PAR MILINA KOUACI
Le ministère de l’Education nationale devrait lancer immédiatement, sur instruction du président de la République, une large consultation dans l’objectif d’aboutir à une vision unifiée sur le phénomène de la surcharge du cartable et à l’adopter. Abdelmadjid Tebboune a également demandé d’introduire la langue anglaise dans le cycle primaire, ainsi que la révision des programmes d’enseignement. Des annonces accueillies avec soulagement parmi les syndicats enseignants et les parents d’élèves parce qu’elles font partie des revendications principales du partenaire social. Cela fait des années que les syndicats réclament la révision des programmes, notamment dans le cycle primaire, rappelle le porte-parole de l’Unpef, Abdelouhab Lamri Zegar. Néanmoins, il trouve plus pertinent d’évaluer dans les meilleurs délais les programmes scolaires que d’attendre deux ou trois ans pour la concrétisation de cette révision. «Il faut aller vite, car le programme dispensé ne convient pas avec les capacités cognitives de l’élève». Pour lui, il est temps d’élaborer un programme «en fonction des objectifs assignés à la réforme et aussi des orientations contenues dans la loi de l’orientation scolaire de 2008, pour un système éducatif performant et une école de qualité».
Une position partagée par le président de Majal, Boudjemâa Chihoub. La moyenne requise pour la révision des programmes scolaires est de 10 années. «Il est temps d’évaluer les manuels scolaires de 2e génération et de les réviser», plaide M. Chihoub. Il indique que lors d’un tête-à-tête, le 16 février, avec le ministre de l’Education, ce dernier a promis de lancer ce chantier avec l’allégement du poids du cartable devenu un problème de santé publique. Abdelhakim Belabed avait installé, en novembre 2021, la commission nationale de la révision des programmes scolaires à partir de leur conception, leur élaboration et jusqu’à leur évaluation. «Nous demandons de faire partie de la commission nationale de la révision des programmes ou d’être associés à la concertation, l’éducation est une affaire des enseignants aussi», estime le président de Majal.
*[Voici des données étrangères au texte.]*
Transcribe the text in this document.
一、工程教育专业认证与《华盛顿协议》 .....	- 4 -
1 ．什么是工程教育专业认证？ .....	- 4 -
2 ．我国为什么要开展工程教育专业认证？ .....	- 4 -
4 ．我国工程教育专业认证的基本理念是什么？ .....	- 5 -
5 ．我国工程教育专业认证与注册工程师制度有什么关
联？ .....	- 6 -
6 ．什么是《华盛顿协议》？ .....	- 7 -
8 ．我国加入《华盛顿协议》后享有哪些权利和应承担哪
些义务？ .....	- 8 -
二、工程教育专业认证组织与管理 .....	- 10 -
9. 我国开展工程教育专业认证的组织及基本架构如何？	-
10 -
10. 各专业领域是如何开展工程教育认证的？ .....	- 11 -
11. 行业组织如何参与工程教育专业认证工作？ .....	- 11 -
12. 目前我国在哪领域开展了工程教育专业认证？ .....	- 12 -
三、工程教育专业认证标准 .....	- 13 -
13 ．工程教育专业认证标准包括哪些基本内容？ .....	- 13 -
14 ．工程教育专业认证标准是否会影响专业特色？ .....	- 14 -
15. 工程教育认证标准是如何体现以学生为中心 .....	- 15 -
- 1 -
S’agissant de l’introduction de l’anglais dans le cycle primaire, le porte-parole de l’Unpef indique que ce n’est pas quelque chose de nouveau. A l’époque de Ali Benmohamed, l’élève avait le choix entre deux options, l’anglais ou le français, mais l’expérience de l’anglais au primaire n’a pas duré longtemps. «Nous sommes pour l’introduction de l’anglais dans le primaire, à condition de préparer les enseignants, les encadreurs et les inspecteurs pour réussir cette expérience loin de toute improvisation», plaide M. Zegar. Chihoub est pour sa part pour la substitution du français par l’anglais. «C’est une langue de recherche et de savoir. Pourquoi ne pas l’adopter dans les écoles primaires ?», s’interroge notre interlocuteur.

Satisfecit des parents d’élèves
L’Union nationale des parents d’élèves (UNPE) affirme de son côté avoir «depuis toujours plaidé pour la révision des programmes d’enseignements et l’allègement du cartable scolaire», notamment pour les élèves du primaire, dit Hamid Saadi, président de l’UNPE. Ce dernier plaide pour une révision des programmes avec l’association des pédagogues et spécialistes en la matière. «Il ne faut pas se contenter d’apporter quelques changements. Il faut les réviser de manière à arriver à l’objectif d’une école de qualité», poursuit M. Saadi. Il exprime également sa satisfaction pour l’adoption de l’anglais dans le cycle primaire, puisqu’il s’agit également de l’une des revendications de l’UNPE.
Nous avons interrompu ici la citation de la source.